(1) The media have decided that the Conservatives have won the next election. There has long been an expectation of Tory victory but it's become a near certainty because of recent events (particularly the Budget and misuse of expenses). One BBC journalist told me that his colleagues and editors were now more
interested in an announcement from George Osborne than from Alistair
Darling. Yesterday's announcement on primary school academies from Michael Gove led bulletins throughout the day. Tory policy matters because the media class has decided that it will be Government policy in a year's time.
(2) The Tories have decided that Labour has reached the contempt phase. William Hague predicted in 1997 that New Labour would first produce fascination among voters, then disillusionment, and then contempt. It's taken longer than he perhaps hoped but yesterday the Shadow Foreign Secretary launched a no holds barred attack on the "decomposing political muckheap" that is Labour's frontbench. He described Labour as the "disgustingly grubbiest" of all administrations of the modern era. Strong stuff and it wouldn't have been issued if CCHQ wasn't confident that the public is now contemptuous of Brown. William Hague is pictured with our Cheltenham PPC, Mark Coote.
(3) David Cameron is oozing confidence. The Tory leader is a confident man who has a realistic expectation that he will be Prime Minister in a year's time. It was obvious from his powerfully delivered speech and also obvious from two brief chats I had with him earlier today. He is fully aware that with the expectation of a Tory victory he, his team and his manifesto are about to face unprecendented scrutiny. A media class that gave Tony Blair an easy ride will not give an easy ride to the Conservatives. David Cameron is pictured with the Liberal Democrat PPC who defected yesterday.
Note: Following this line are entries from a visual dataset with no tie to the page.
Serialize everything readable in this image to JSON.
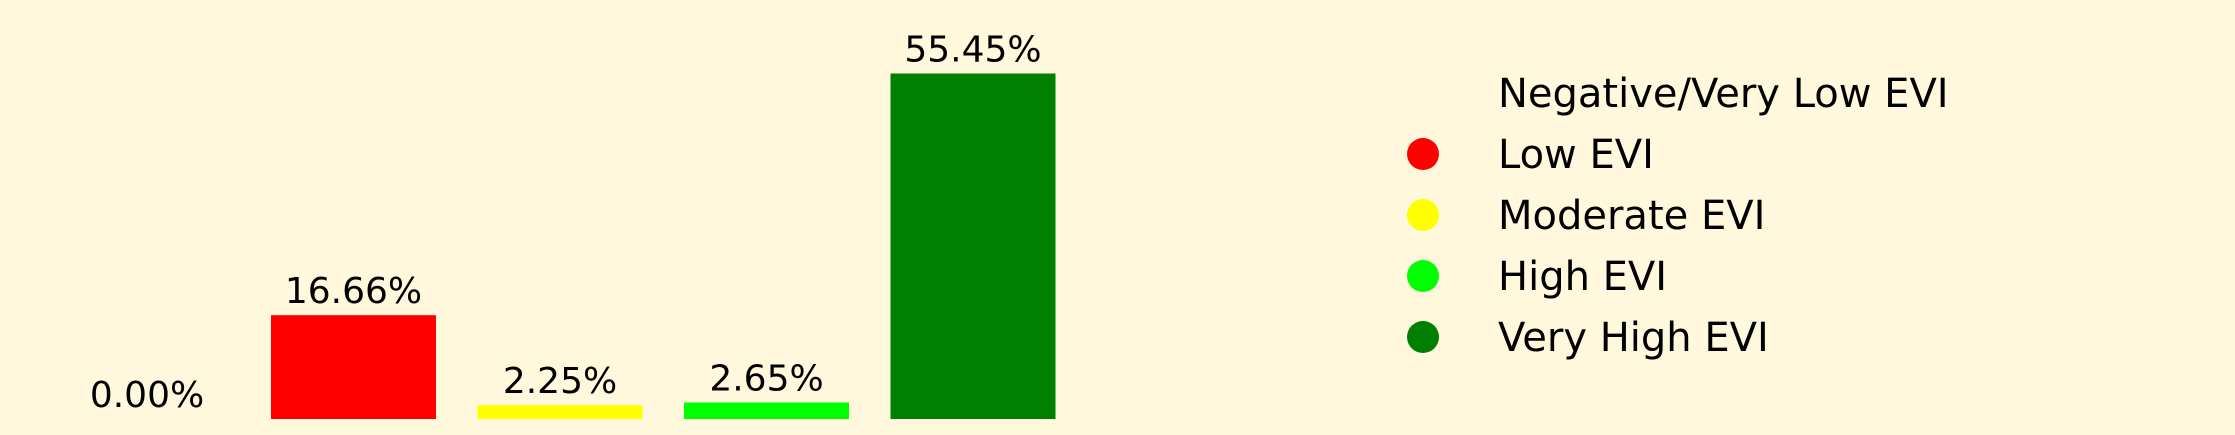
{
  "chart_data": {
    "type": "bar",
    "categories": [
      "Negative/Very Low EVI",
      "Low EVI",
      "Moderate EVI",
      "High EVI",
      "Very High EVI"
    ],
    "values": [
      0.0,
      16.66,
      2.25,
      2.65,
      55.45
    ],
    "value_labels": [
      "0.00%",
      "16.66%",
      "2.25%",
      "2.65%",
      "55.45%"
    ],
    "colors": [
      "#fff8dc",
      "#ff0000",
      "#ffff00",
      "#00ff00",
      "#008000"
    ],
    "background": "#fff8dc",
    "ylim": [
      0,
      65
    ],
    "grid": false,
    "axes_visible": false,
    "legend_position": "right",
    "legend": [
      {
        "label": "Negative/Very Low EVI",
        "color": "#fff8dc"
      },
      {
        "label": "Low EVI",
        "color": "#ff0000"
      },
      {
        "label": "Moderate EVI",
        "color": "#ffff00"
      },
      {
        "label": "High EVI",
        "color": "#00ff00"
      },
      {
        "label": "Very High EVI",
        "color": "#008000"
      }
    ]
  }
}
(4) The media are attempting to set up a Boris V Cameron split. Saturday's Times suggested that Boris "despises" Cameron. Interviewed by ConHome yesterday the Mayor of London dismissed the story as "tripe" and "fantastic". He also said that it was "almost certain" that being Mayor would be his last big job in politics but not one journalist in Cheltenham believes that Boris has given up his ambition to follow David Cameron into Downing Street. The Boris story is going to run and run.
(5) David Cameron and George Osborne say they want a mandate for specific spending cuts. David Cameron said that ministers will be promoted according to their
success at using new technology and decentralisation to deliver more on
smaller budgets. And, nearer the time of the election, they will spell out the specific nature of planned spending cuts.
(6) The next Conservative government will probably raise taxes. That has to be the conclusion from David Cameron's address to Spring Forum. He said (my emphasis): "Fifteen years ago, I was in the Treasury as we had to deal with public finances that had got out of control; debt that had got too high. We had to put up taxes, and I hated it. But it was the right thing to do and that lesson has stayed with me."
(7) Philip Hammond is a rising star. His steady rise in the ConHome league table captures the increasingly high regard that grassroots members have for the Shadow Chief Secretary to the Treasury. A safe, intelligent and hardworking frontbencher, George Osborne said that Mr Hammond would be "one of the most powerful members of the government."
(8) Spring Forum needs to be better organised. The Saturday agenda was very thin – rescued by strong speeches from Boris Johnson to all representatives and from William Hague to candidates. Two half hour sessions from Andrew Lansley and Michael Gove were closed to the media (except to ConHome!!) and put in such a small room that many conference attendees couldn't even get in. The party needs to decide whether it wants a two day conference or a one day rally (although it must always be addressed by Dan Hannan). Spring Forum fell between the two possibilities this weekend.
(9) Jeremy Middleton will be a great representative of the grassroots. I backed him and am therefore biased but the grassroots have a new Chairman of the National Convention who believes in members' democratic rights and is a believer in the internet's transformational power. Commiserations to the other candidates for the job and the party owes the now retired Don Porter enormous thanks for all his years of service to the Conservative Party.
(10) The new generation of Conservative candidates is impressive. I hesitate to name too many names but the more I see our candidates the more I'm hopeful about the next Conservative government. Andrea Leadsom, Harriett Baldwin, Charlie Elphicke and so many others I caught up with in Cheltenham are going to make us proud.